With Observable I can generate static prose programatically:

                            ##  #                            
                           ## ####                           
                          ##  #   #                          
                         ## #### ###                         
                        ##  #    #  #                        
                       ## ####  ######                       
                      ##  #   ###     #                      
                     ## #### ##  #   ###                     
                    ##  #    # #### ##  #                    
                   ## ####  ## #    # ####                   
                  ##  #   ###  ##  ## #   #                  
                 ## #### ##  ### ###  ## ###                 
                ##  #    # ###   #  ###  #  #                
               ## ####  ## #  # #####  #######               
              ##  #   ###  #### #    ###      #              
             ## #### ##  ###    ##  ##  #    ###             
            ##  #    # ###  #  ## ### ####  ##  #            
           ## ####  ## #  ######  #   #   ### ####           
          ##  #   ###  ####     #### ### ##   #   #          

And this is generated and embedded into a pure HTML site.

Animate with Code

I can also embed Observable cells for dynamic content (kudos Lionel Radisson). Find more of his great code here

So now I have a kick-ass static site that's super easy to update! I don't need to run a CLI command or do a PR to update it. All features can be done in the browser, including the build chain. The whole thing is entirely in Observable. Furthermore, it's all backed by CDN and is super fast, there are no compromises on the output, exactly because it's self authored.

Tech Used

I used a serverside cell called preview to dynamically serve the page. You can see that preview at the following link:

By default, the preview page renders every visit. This is somewhat slow, taking around 2-3 seconds, but it means published changes are reflected quickly. However, it is a horrible URL and too slow for production.

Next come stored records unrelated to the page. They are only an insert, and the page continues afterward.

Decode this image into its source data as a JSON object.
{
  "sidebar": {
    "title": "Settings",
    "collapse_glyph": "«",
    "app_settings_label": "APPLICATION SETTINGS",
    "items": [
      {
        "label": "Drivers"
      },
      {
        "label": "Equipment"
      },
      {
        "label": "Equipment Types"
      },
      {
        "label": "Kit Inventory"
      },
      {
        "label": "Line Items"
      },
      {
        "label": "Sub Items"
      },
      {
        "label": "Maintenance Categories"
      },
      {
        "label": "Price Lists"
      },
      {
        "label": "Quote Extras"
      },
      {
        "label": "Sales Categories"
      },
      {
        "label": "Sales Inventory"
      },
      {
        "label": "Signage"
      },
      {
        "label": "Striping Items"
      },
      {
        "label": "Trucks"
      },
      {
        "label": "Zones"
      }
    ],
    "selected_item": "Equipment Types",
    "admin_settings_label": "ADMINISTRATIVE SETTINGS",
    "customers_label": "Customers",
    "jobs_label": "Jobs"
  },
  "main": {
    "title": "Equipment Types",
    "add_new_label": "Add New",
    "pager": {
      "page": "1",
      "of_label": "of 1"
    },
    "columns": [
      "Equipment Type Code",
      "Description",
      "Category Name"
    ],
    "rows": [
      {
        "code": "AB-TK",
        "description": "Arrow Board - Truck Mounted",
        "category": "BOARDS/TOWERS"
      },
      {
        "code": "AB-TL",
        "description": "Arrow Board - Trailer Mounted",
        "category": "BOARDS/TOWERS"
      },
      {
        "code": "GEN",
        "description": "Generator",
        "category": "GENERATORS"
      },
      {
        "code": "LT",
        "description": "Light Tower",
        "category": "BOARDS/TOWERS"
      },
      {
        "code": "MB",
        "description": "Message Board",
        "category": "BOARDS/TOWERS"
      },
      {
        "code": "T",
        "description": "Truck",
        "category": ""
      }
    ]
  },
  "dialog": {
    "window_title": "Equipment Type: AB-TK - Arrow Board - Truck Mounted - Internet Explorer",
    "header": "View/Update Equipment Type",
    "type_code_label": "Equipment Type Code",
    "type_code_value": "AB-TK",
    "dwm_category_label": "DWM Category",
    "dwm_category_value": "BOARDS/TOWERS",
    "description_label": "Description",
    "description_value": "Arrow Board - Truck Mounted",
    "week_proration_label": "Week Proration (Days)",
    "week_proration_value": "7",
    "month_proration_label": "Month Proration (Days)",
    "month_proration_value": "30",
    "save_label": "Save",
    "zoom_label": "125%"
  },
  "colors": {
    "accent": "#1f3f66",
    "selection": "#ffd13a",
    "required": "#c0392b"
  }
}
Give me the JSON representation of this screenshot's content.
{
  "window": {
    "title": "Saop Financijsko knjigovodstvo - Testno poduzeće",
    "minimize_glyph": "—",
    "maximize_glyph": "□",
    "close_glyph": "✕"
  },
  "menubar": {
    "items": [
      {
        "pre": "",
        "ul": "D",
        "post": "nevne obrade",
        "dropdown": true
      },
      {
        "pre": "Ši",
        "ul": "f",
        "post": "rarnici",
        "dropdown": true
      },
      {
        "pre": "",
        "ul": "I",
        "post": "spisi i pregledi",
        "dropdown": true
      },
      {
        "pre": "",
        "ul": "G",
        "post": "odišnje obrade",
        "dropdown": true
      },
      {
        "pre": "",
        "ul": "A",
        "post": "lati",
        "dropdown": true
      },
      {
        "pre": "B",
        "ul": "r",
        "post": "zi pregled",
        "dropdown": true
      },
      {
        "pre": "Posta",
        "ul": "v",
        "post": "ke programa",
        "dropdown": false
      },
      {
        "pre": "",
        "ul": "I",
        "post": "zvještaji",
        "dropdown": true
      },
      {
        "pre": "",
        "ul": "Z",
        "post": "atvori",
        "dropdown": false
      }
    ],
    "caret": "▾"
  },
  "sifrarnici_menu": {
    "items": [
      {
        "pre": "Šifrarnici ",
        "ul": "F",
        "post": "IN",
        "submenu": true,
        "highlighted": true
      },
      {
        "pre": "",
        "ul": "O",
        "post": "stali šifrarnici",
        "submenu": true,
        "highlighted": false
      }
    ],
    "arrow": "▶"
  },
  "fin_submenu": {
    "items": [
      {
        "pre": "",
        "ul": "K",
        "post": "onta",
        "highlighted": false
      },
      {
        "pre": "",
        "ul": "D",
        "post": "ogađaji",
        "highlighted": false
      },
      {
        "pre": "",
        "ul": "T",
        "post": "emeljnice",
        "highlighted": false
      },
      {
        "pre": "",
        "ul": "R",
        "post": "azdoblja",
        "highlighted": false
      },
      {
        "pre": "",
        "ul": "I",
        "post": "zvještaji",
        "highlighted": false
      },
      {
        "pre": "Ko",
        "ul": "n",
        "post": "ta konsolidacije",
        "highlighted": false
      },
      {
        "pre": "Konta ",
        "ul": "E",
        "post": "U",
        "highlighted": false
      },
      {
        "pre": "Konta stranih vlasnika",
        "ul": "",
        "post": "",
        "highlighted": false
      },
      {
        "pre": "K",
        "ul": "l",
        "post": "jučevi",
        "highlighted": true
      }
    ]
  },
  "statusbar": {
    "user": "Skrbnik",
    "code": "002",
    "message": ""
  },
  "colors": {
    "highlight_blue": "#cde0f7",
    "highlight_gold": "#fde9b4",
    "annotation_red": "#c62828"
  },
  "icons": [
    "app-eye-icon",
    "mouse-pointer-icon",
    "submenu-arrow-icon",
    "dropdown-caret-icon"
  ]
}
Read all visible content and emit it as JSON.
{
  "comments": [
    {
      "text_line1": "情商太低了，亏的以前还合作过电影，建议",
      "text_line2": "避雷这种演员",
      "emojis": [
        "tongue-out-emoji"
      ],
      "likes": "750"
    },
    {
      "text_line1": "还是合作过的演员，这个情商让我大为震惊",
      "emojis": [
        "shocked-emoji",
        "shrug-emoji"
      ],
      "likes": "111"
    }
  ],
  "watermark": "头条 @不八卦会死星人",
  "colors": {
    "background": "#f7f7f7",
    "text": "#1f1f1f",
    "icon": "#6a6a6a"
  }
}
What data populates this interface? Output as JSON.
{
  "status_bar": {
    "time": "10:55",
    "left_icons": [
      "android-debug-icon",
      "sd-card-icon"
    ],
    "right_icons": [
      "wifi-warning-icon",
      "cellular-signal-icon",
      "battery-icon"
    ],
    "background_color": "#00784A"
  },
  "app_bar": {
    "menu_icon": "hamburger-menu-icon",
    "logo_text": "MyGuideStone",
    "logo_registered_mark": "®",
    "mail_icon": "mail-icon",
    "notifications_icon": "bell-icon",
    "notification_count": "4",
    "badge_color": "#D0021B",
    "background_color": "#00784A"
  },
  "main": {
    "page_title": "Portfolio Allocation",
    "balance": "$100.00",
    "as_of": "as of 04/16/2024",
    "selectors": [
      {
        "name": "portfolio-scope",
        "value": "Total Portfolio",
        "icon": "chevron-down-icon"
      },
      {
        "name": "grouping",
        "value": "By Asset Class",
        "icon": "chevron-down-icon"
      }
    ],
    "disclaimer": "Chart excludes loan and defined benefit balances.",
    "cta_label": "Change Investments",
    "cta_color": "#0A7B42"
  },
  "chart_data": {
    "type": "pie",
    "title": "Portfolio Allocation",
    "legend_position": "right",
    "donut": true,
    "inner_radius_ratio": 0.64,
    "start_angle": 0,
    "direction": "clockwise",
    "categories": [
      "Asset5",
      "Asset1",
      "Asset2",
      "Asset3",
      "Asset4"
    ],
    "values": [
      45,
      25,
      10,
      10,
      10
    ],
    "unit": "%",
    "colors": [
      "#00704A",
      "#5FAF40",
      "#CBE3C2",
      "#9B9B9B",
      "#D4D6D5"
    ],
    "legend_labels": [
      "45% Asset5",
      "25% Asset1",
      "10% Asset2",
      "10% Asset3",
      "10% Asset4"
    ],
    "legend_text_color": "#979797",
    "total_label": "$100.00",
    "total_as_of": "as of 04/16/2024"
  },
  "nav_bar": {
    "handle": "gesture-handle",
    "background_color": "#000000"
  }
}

I give the page a nice URL using Netlify. To make the production page fast, I max the shared cache settings in the serverside cell when a production X-Version header is present. Thus, so we lean heavily on the integrated CDN.

On the Netlify end, I set up the page to redirect to the serverside cell URL and add a custom X-Version header. When the production page is updated, the version header is bumped, so the upstream cache is invalidated.

Stay tuned

The personal webpage is a work in progress. Meta tags are missing, the RSS feed doesn't work and it doesn't support more than one page yet! But I will add to this over the next few weeks and hopefully get it to a state where anybody can create a page easily. For now, follow along on Observable RSS feed icon or Twitter.


Tue Dec 08 2020 19:28:50 GMT+0000 (Coordinated Universal Time)

A Zero Install Forkable Jamstack

This blog doesn't require tools to be installed.

Its trivial to write and update content from any computer.

  • Everything required to write content or customize the deployment engine is web hosted.
  • Content is written in Observable notebooks (e.g. this post, an earlier one or the navbars).
  • The deployment toolchain is also hosted in an Observable Notebook (e.g. Netlify deploy).
  • Observable is designed for literate programming. Markdown or HTML or roll your own DSL.

This blog is fast and does not require Javascript

The usual Jamstack advantages apply.

  • Compiled to static assets deployed to a CDN.
  • Exploits Netlify' instant cache invalidation so production updates are fast.
  • Scaleable and secure.

Google Page Speed test

This blog engine is Programmable, Open Source and Forkable.

Because the engine is programmed in Observable:

  • Content is written within a web hosted IDE. You generate content programatically.
  • Content pages, the deployment pipeline are executed in the browser, in cells viewers can look at.
  • All pages can be forked and reprogrammed, allow blog developers to customize their blog engine without installing tooling.